11 Replies Latest reply on Dec 21, 2005 10:04 AM by manik

    CacheLoader: exists() before get() inefficient - solution?

    antonyblakey

      I have a CacheLoader that I am using to allow a TreeCache to act as the primary interface to a DAV/JDBC data model. Each access to the backend can be quite expensive. I note that a CacheLoader.get() is always preceeded by a CacheLoader.exists(), which seems redundant to me and has the unfortunate effect of doubling the backend load. Am I missing something here?

        • 1. Re: CacheLoader: exists() before get() inefficient - solutio
          belaban

          You're right. I have created a JIRA issue (http://jira.jboss.com/jira/browse/JBCACHE-118) that I already started working on. However, it broke the CacheLoader unit tests, so I commented my changes and moved to issue to 1.2.3. I don't want to retest 1.2.2 extensively, this is just the standalone module plus some minor changes

          • 2. Re: CacheLoader: exists() before get() inefficient - solutio
            manik

            Sorry, just realised this forum already exists - I started a new one on the same subject. I'll cross-post here, pls ignore the new one I created.

            Looking at JBCACHE-118 now.

            There is a reported inefficiency of calling loader.exists() before calling loader.get().

            We could call loader.get() directly, but since only attribs are stored in the cache loader, loader.get() returning null could mean the node does not exist or that the node does exist but doesn't contain any data. Which means that if loader.get() returns a null, we would THEN have to call loader.exist() to test whether the node exists in the first place.

            1) The most efficient thing I can think of is to mandate in the API that loader.get() ALWAYS returns a Map of data, an empty map if there is no data. A null ALWAYS means the node doesn't exist. But this may involve patching our CacheLoaders (easy) and clients patching their custom CacheLoaders (harder).

            The next best option depends on use case.

            2) If most nodes contain data then it is best to do a loader.get() followed by (maybe) a loader.exists().

            3) If most nodes are empty, then the current implementation of loader.exists() followed by loader.get() is better.

            I have both implementations with me at the moment, with a new test case (CacheLoaderMethodCallCounterTest) that counts how many times each cache loader method is called and this is how I determined the above.

            Does anyone have any idea of most common use cases? I hardly think many people would have caches of many nodes without any data in them (case 3 above) while I think the case of having nodes with data (case 2 above) is more common. I don't suppose there is any chance we could "enforce" a change in API semantics (case 1, most efficient), is there? :)

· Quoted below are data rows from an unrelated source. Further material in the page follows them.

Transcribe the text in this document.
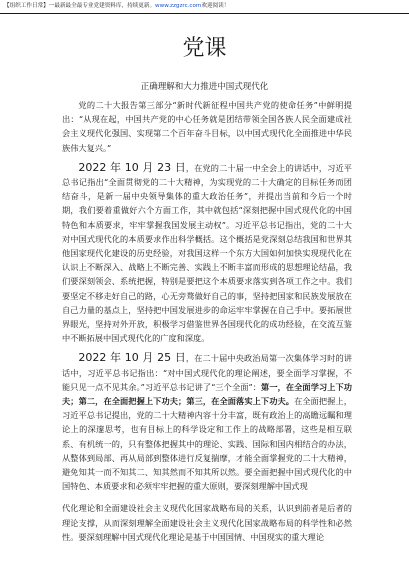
【组织工作日常】一最新最全最专业党建资料库，持续更新。www.zzgzrc.com欢迎阅读！
党课

正确理解和大力推进中国式现代化

党的二十大报告第三部分“新时代新征程中国共产党的使命任务”中鲜明提出：“从现在起，中国共产党的中心任务就是团结带领全国各族人民全面建成社会主义现代化强国、实现第二个百年奋斗目标，以中国式现代化全面推进中华民族伟大复兴。”

2022 年 10 月 23 日，在党的二十届一中全会上的讲话中，习近平总书记指出“全面贯彻党的二十大精神，为实现党的二十大确定的目标任务而团结奋斗，是新一届中央领导集体的重大政治任务”，并提出当前和今后一个时期，我们要着重做好六个方面工作，其中就包括“深刻把握中国式现代化的中国特色和本质要求，牢牢掌握我国发展主动权”。习近平总书记指出，党的二十大对中国式现代化的本质要求作出科学概括。这个概括是党深刻总结我国和世界其他国家现代化建设的历史经验，对我国这样一个东方大国如何加快实现现代化在认识上不断深入、战略上不断完善、实践上不断丰富而形成的思想理论结晶，我们要深刻领会、系统把握，特别是要把这个本质要求落实到各项工作之中。我们要坚定不移走好自己的路，心无旁骛做好自己的事，坚持把国家和民族发展放在自己力量的基点上，坚持把中国发展进步的命运牢牢掌握在自己手中。要拓展世界眼光，坚持对外开放，积极学习借鉴世界各国现代化的成功经验，在交流互鉴中不断拓展中国式现代化的广度和深度。

2022 年 10 月 25 日，在二十届中央政治局第一次集体学习时的讲话中，习近平总书记指出：“对中国式现代化的理论阐述，要全面学习掌握，不能只见一点不见其余。”习近平总书记讲了“三个全面”：第一，在全面学习上下功夫；第二，在全面把握上下功夫；第三，在全面落实上下功夫。在全面把握上，习近平总书记提出，党的二十大精神内容十分丰富，既有政治上的高瞻远瞩和理论上的深邃思考，也有目标上的科学设定和工作上的战略部署，这些是相互联系、有机统一的，只有整体把握其中的理论、实践、国际和国内相结合的办法，从整体到局部、再从局部到整体进行反复揣摩，才能全面掌握党的二十大精神，避免知其一而不知其二、知其然而不知其所以然。要全面把握中国式现代化的中国特色、本质要求和必须牢牢把握的重大原则，要深刻理解中国式现

代化理论和全面建设社会主义现代化国家战略布局的关系，认识到前者是后者的理论支撑，从而深刻理解全面建设社会主义现代化国家战略布局的科学性和必然性。要深刻理解中国式现代化理论是基于中国国情、中国现实的重大理论
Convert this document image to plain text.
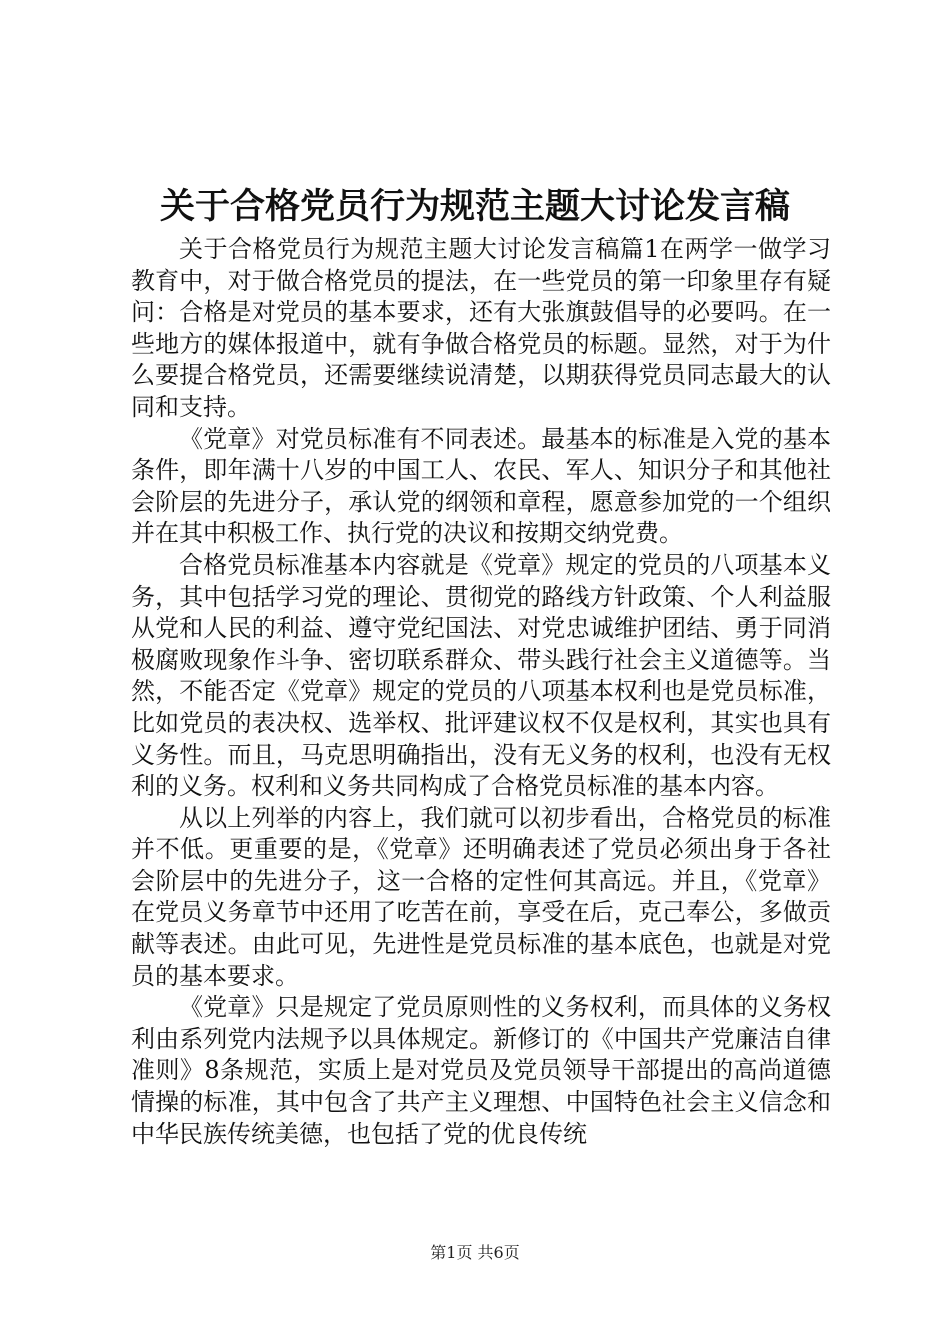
关于合格党员行为规范主题大讨论发言稿

关于合格党员行为规范主题大讨论发言稿篇1在两学一做学习教育中，对于做合格党员的提法，在一些党员的第一印象里存有疑问：合格是对党员的基本要求，还有大张旗鼓倡导的必要吗。在一些地方的媒体报道中，就有争做合格党员的标题。显然，对于为什么要提合格党员，还需要继续说清楚，以期获得党员同志最大的认同和支持。

《党章》对党员标准有不同表述。最基本的标准是入党的基本条件，即年满十八岁的中国工人、农民、军人、知识分子和其他社会阶层的先进分子，承认党的纲领和章程，愿意参加党的一个组织并在其中积极工作、执行党的决议和按期交纳党费。

合格党员标准基本内容就是《党章》规定的党员的八项基本义务，其中包括学习党的理论、贯彻党的路线方针政策、个人利益服从党和人民的利益、遵守党纪国法、对党忠诚维护团结、勇于同消极腐败现象作斗争、密切联系群众、带头践行社会主义道德等。当然，不能否定《党章》规定的党员的八项基本权利也是党员标准，比如党员的表决权、选举权、批评建议权不仅是权利，其实也具有义务性。而且，马克思明确指出，没有无义务的权利，也没有无权利的义务。权利和义务共同构成了合格党员标准的基本内容。

从以上列举的内容上，我们就可以初步看出，合格党员的标准并不低。更重要的是，《党章》还明确表述了党员必须出身于各社会阶层中的先进分子，这一合格的定性何其高远。并且，《党章》在党员义务章节中还用了吃苦在前，享受在后，克己奉公，多做贡献等表述。由此可见，先进性是党员标准的基本底色，也就是对党员的基本要求。

《党章》只是规定了党员原则性的义务权利，而具体的义务权利由系列党内法规予以具体规定。新修订的《中国共产党廉洁自律准则》8条规范，实质上是对党员及党员领导干部提出的高尚道德情操的标准，其中包含了共产主义理想、中国特色社会主义信念和中华民族传统美德，也包括了党的优良传统

第1页 共6页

            • 3. Re: CacheLoader: exists() before get() inefficient - solutio
              belaban

              We're talking about 2 get() methods in CacheLoader:
              #1 Object get(Fqn name, Object key) throws Exception;
              #2 Map get(Fqn name) throws Exception;

              You're only referring to the 2nd case.

              #1
              If you return null, this could mean:
              - key not associated with a value or
              - node doesn't exist

              #2
              (same as above)

              I think the cleanest way is to add an exception to the get() methods, e.g. NodeNotExistsException. I'm thinking about whether it would make sense to make this a runtime exception, so we don't have to change the signature, but then again, we should make this clear on the API level.
              Of course this would break existing CacheLoader implementations, so we'd have to communicate this clearly.
              Thoughts ?

              • 4. Re: CacheLoader: exists() before get() inefficient - solutio
                belaban


                Manik and I just had a phone call, and here's the outcome (comments welcome!):
                - we will remove the get(node, key) method from the CacheLoader interface. It is not used and I don't think it ever will be used, because maintaining which keys have been loaded, and which not, is too complex
                - For the Map get(node) method, either
                #1 return null if node not found and an empty hashmap if no attributes are present

                or

                #2 throw a NodeNotExists exception

                #1 will silently change semantics, and all CacheLoader impls have to change to conform to the new semantics
                #2 will force existing CacheLoader implementations to be changed

                I'm open for suggestions on which solution people like more. I'm slightly leaning towards #2

                • 5. Re: CacheLoader: exists() before get() inefficient - solutio
                  manik

                  Hi,

                  Method #1 - loader.get(fqn, key) - is not used in the cache loader interceptors and should be removed from the CacheLoader interface as it just adds unnecessary complexity.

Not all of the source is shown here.